Here the value overflows during the multiplication so when we get to the divide its already very wrong. But wait, the final answer should be 20,971,520 - so there should be plenty of precision! And indeed that is true.
The Solution
The problem with the original code is that the multiplication and division operations should be “fused” - in other words we should do them as one operation in 64-bits before dropping back from 64-bits to 32-bits.
So we replace mul16() and div16() with a single function fusedMulDiv(a, b, c), which computes (a * b) / c
as one operation. Let’s see what that looks like:
fixed16 fusedMulDiv(fixed16 a, fixed16 b, fixed16 c)
{
s64 a64 = s64(a);
s64 b64 = s64(b);
s64 c64 = s64(c);
return ((a * b) / c) >> 16;
}
In other words (a * b) / c is computed in 64-bits - essentially 48.16 fixed point - and only converted to 32 bits once it is done. So let’s look at the results:
fusedMulDiv(13107200, 20971520, 13107200):
s32(13107200 * 20971520 / 13107200) = 20,971,520 -- No more overflow!

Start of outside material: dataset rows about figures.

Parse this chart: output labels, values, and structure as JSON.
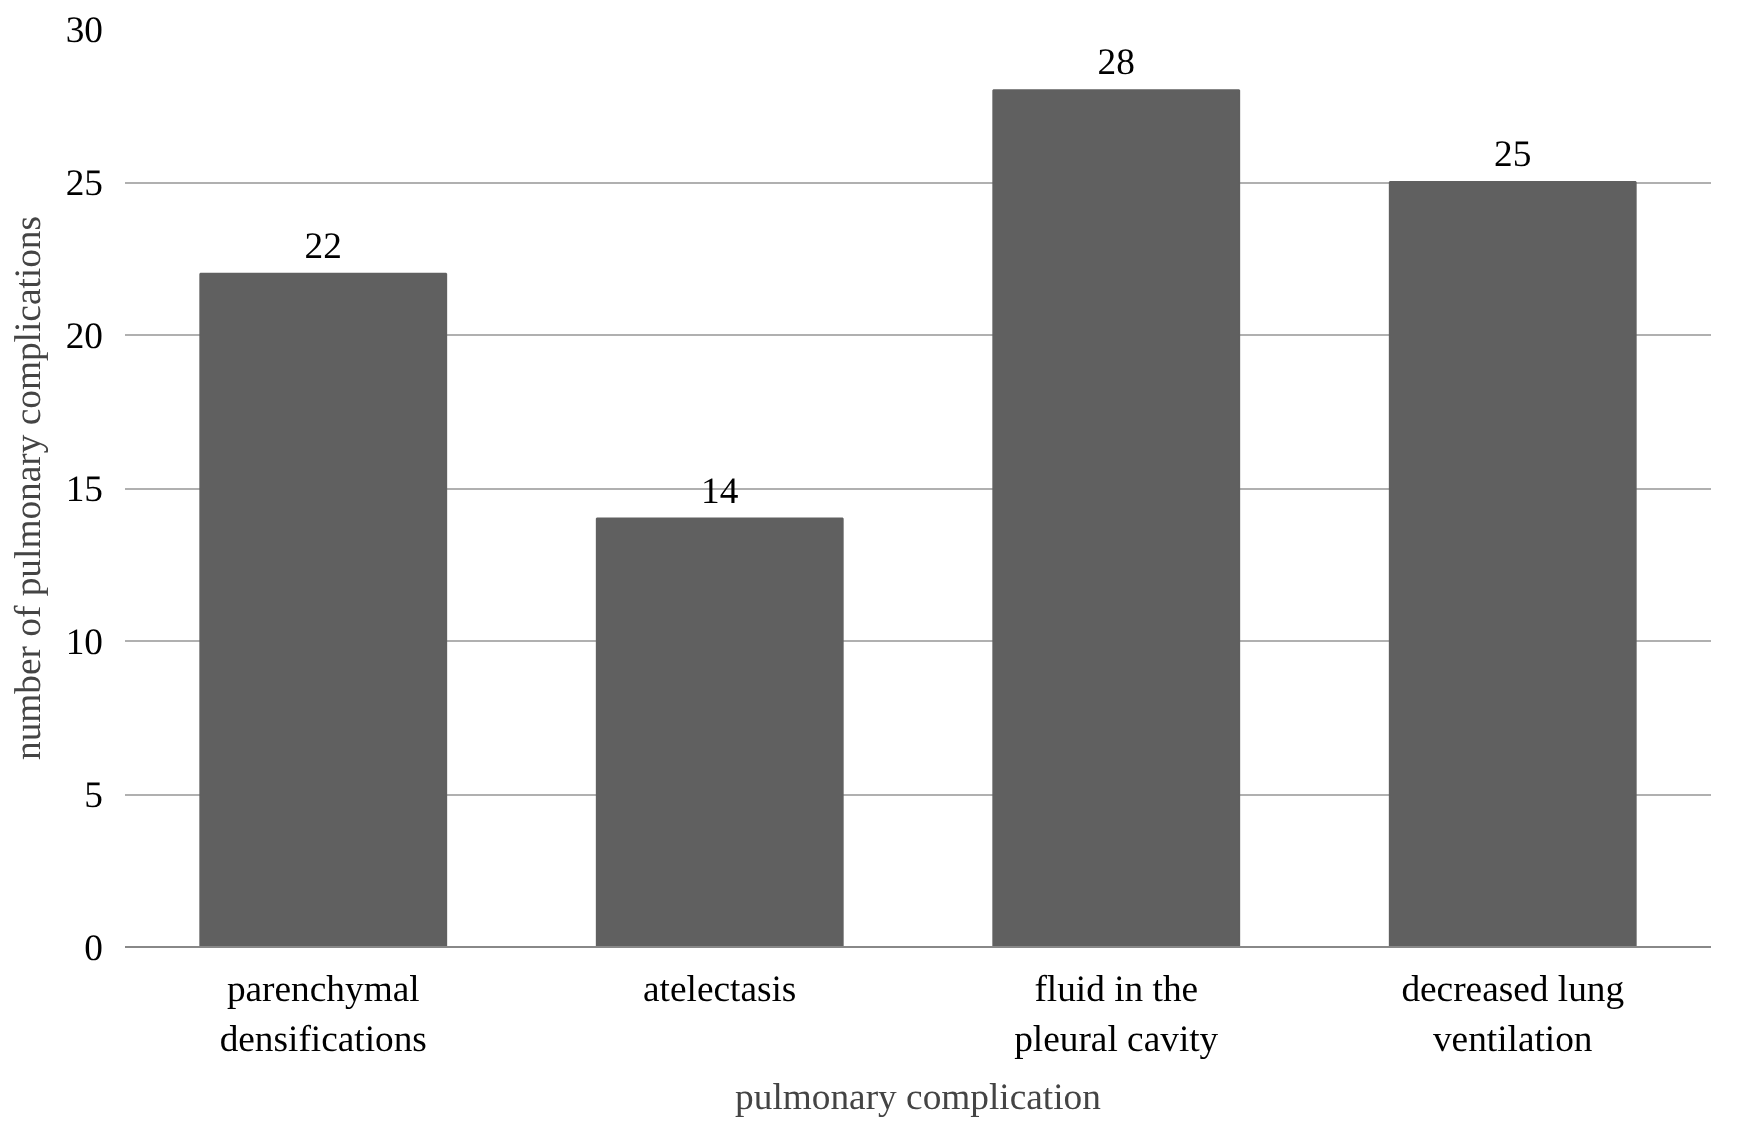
{
  "chart_data": {
    "type": "bar",
    "categories": [
      "parenchymal densifications",
      "atelectasis",
      "fluid in the pleural cavity",
      "decreased lung ventilation"
    ],
    "values": [
      22,
      14,
      28,
      25
    ],
    "color": "#606060",
    "xlabel": "pulmonary complication",
    "ylabel": "number of pulmonary complications",
    "ylim": [
      0,
      30
    ],
    "yticks": [
      0,
      5,
      10,
      15,
      20,
      25,
      30
    ],
    "grid": "y",
    "data_labels": true
  }
}
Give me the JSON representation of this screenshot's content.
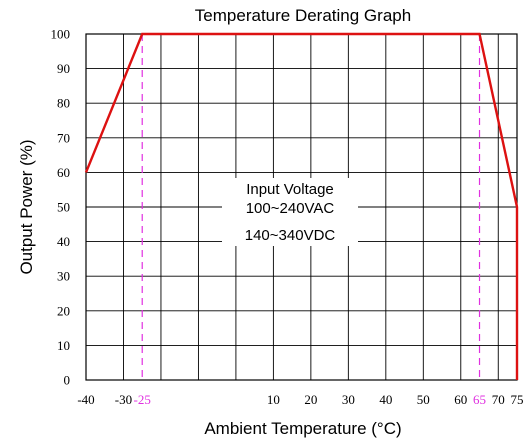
{
  "chart_data": {
    "type": "line",
    "title": "Temperature Derating Graph",
    "xlabel": "Ambient Temperature (°C)",
    "ylabel": "Output Power (%)",
    "xlim": [
      -40,
      75
    ],
    "ylim": [
      0,
      100
    ],
    "x_ticks": [
      -40,
      -30,
      -25,
      10,
      20,
      30,
      40,
      50,
      60,
      65,
      70,
      75
    ],
    "x_ticks_labels": [
      "-40",
      "-30",
      "-25",
      "10",
      "20",
      "30",
      "40",
      "50",
      "60",
      "65",
      "70",
      "75"
    ],
    "x_ticks_highlighted": [
      -25,
      65
    ],
    "y_ticks": [
      0,
      10,
      20,
      30,
      40,
      50,
      60,
      70,
      80,
      90,
      100
    ],
    "y_ticks_labels": [
      "0",
      "10",
      "20",
      "30",
      "40",
      "50",
      "60",
      "70",
      "80",
      "90",
      "100"
    ],
    "grid": true,
    "x_gridlines": [
      -30,
      -20,
      -10,
      0,
      10,
      20,
      30,
      40,
      50,
      60,
      70
    ],
    "highlight_color": "#e030e0",
    "line_color": "#dd1111",
    "series": [
      {
        "points": [
          {
            "x": -40,
            "y": 60
          },
          {
            "x": -25,
            "y": 100
          },
          {
            "x": 65,
            "y": 100
          },
          {
            "x": 75,
            "y": 50
          },
          {
            "x": 75,
            "y": 0
          }
        ]
      }
    ],
    "reference_lines": [
      {
        "x": -25,
        "style": "dashed"
      },
      {
        "x": 65,
        "style": "dashed"
      }
    ],
    "annotation": {
      "lines": [
        "Input Voltage",
        "100~240VAC",
        "140~340VDC"
      ]
    }
  }
}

And since ONE = 65536, this represents 320.0 - exactly what we expect at 640x400 at the right edge of the screen.
Reality
Of course this, while being the most prominenent issue, is not the only one. The way scanlines are handled had to be fixed up as well. And there we really do need more precision, the original DOS game used 10-bits of fractional precision during scanline drawing for the texture coordinates, which is barely enough at 320x200. At higher resolutions we really need twice that (20-bits) to avoid artifacts, though 16-bits is tolerable (and most likely the solution used on the MAC). But this is a limited area of the code and so using specialized fixed point types for scanlines only affects a small amount of code, instead of the whole renderer.
Classic Renderer Release
So what does this mean for the release? To put it simply the renderer will detect if you are running at 320x200 or a higher resolution. If you are running at 320x200 the original code will be used as-is, flaws and all, in order to maintain the original limits. If you are running at any higher resolution or widescreen, then the code will instead use the improved, proper calculations as described here - just like the MAC port of Dark Forces and Outlaws - resulting in cleaner visuals, higher limits and a renderer that works well at higher resolutions.